Although, let's face it: Posner's acuity is often pretty dense. He really does have a passage in the book which reads:
"Line S represents the supply of that work. It slopes upward to indicate that the cost of supplying public-intellectual services increases with the quantity supplied. The intersection of D and S determines the quantity of public-intellectual services produced (q) and the `price' (p) in money and other (call it psychic) income that the producers receive. The reduction in the cost of supplying public-intellectual services could be shown in Figure 2.1 by rotating S downward from its intersection with the vertical axis.
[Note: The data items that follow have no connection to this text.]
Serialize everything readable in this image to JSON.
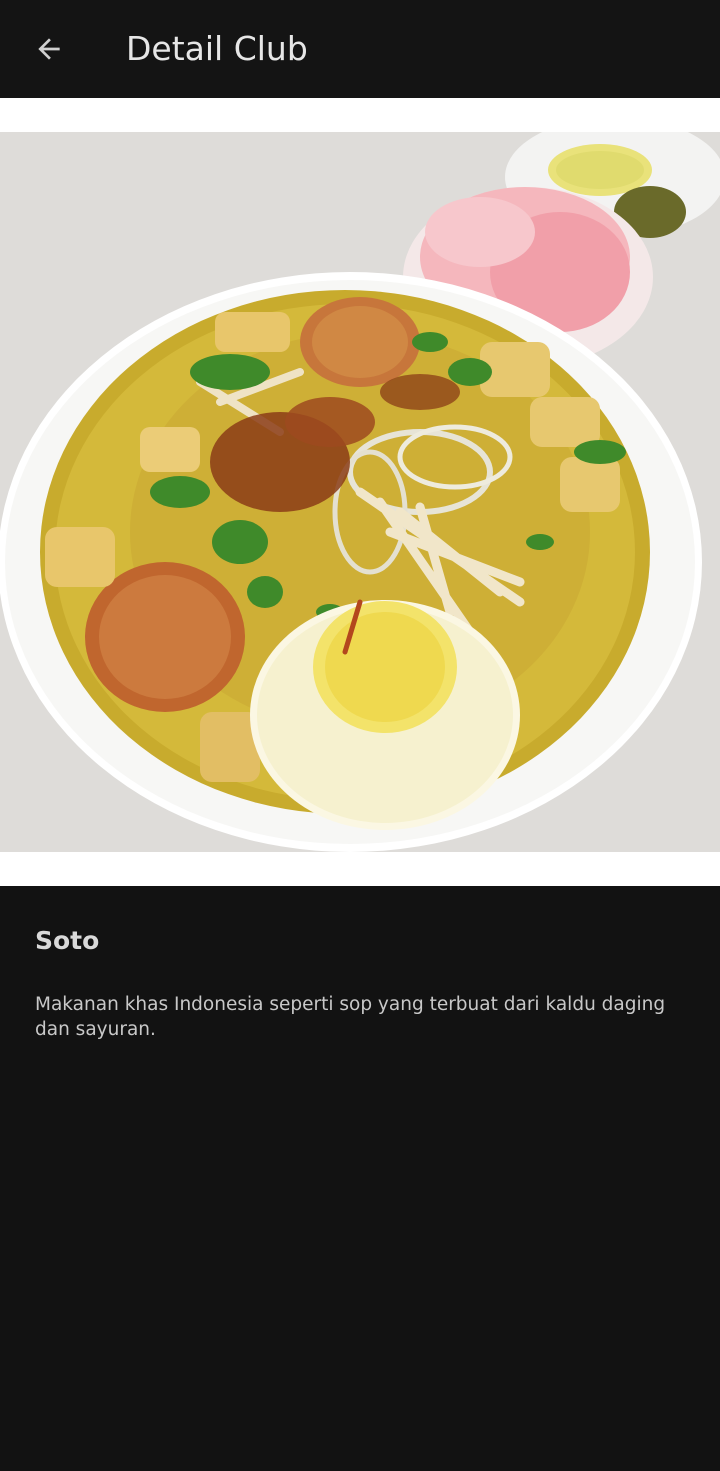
{
  "app_bar": {
    "title": "Detail Club",
    "back_icon": "arrow-left-icon"
  },
  "detail": {
    "image_alt": "soto-bowl-photo",
    "name": "Soto",
    "description": "Makanan khas Indonesia seperti sop yang terbuat dari kaldu daging dan sayuran."
  },
  "colors": {
    "background": "#121212",
    "app_bar": "#141414",
    "title_text": "#e6e6e6",
    "body_text": "#c8c8c8"
  }
}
When this is done, S intersects D at a lower point, implying a lower market price and a greater output."
Surely this passage must have been included in jest--Posner allowing himself to appear to be a public intellectual so hemmed in by his specialty that he has trouble communicating with a general audience. How he must have howled when scribbling this!
The biggest joke in the book, of course, is the notorious Table 5.3, which ranks the Top 100 public intellectuals, using media mentions as the measuring stick. It is a preposterous roster. It includes people from so many disciplines and approaches as to render the term "public intellectual" so nebulous and vague that pretty much anything can be said about it. It was ridiculous of Posner to put people like George Bernard Shaw, John Steinbeck, W.H. Auden, and Lillian Hellman on the list. These aren't public intellectuals; they're dead people. Their influence on public discourse in the years 1995-2000 (the years for which Posner measured media mentions) were all mere reflections in the rear view mirror. Moreover, I'm not sure the idea of counting mentions in an Internet search engine is useful in the least, since many of George Bernard Shaw's entries on the search engine Google, where Posner took part of his count, yield little evidence of intellectual influence.
And there are flaws on the low end, too. Why is Susan Estrich here? She's an ex-political operative with a radio show who can be counted on to give a reliably Democratic slant on things. Jonathan Turley? A law professor who specialized in more-in-sorrow-than-in-anger Clinton flaying. Ann Coulter? The caffeinated anti-Clinton virago? Hey, they're all bright, articulate people, but not "intellectual" as anybody who's ever had to pass a vocabulary test would define it. Moreover, they're hardly in the same business as Thomas Friedman, Joyce Carol Oates, or Susan Sontag--none of whom are in the same business with each other! Henry Kissinger topped the list. Do you think he was there because of the amazing influence of his sporadic op-ed articles, or because he got a lot of media mentions because he used to be the secretary of state and was the subject of a number of books and shows up regularly in gossip columns whenever he goes to a black-tie dinner? Is Vaclav Havel on the list because of his plays? Or because he's the president of the Czech Republic?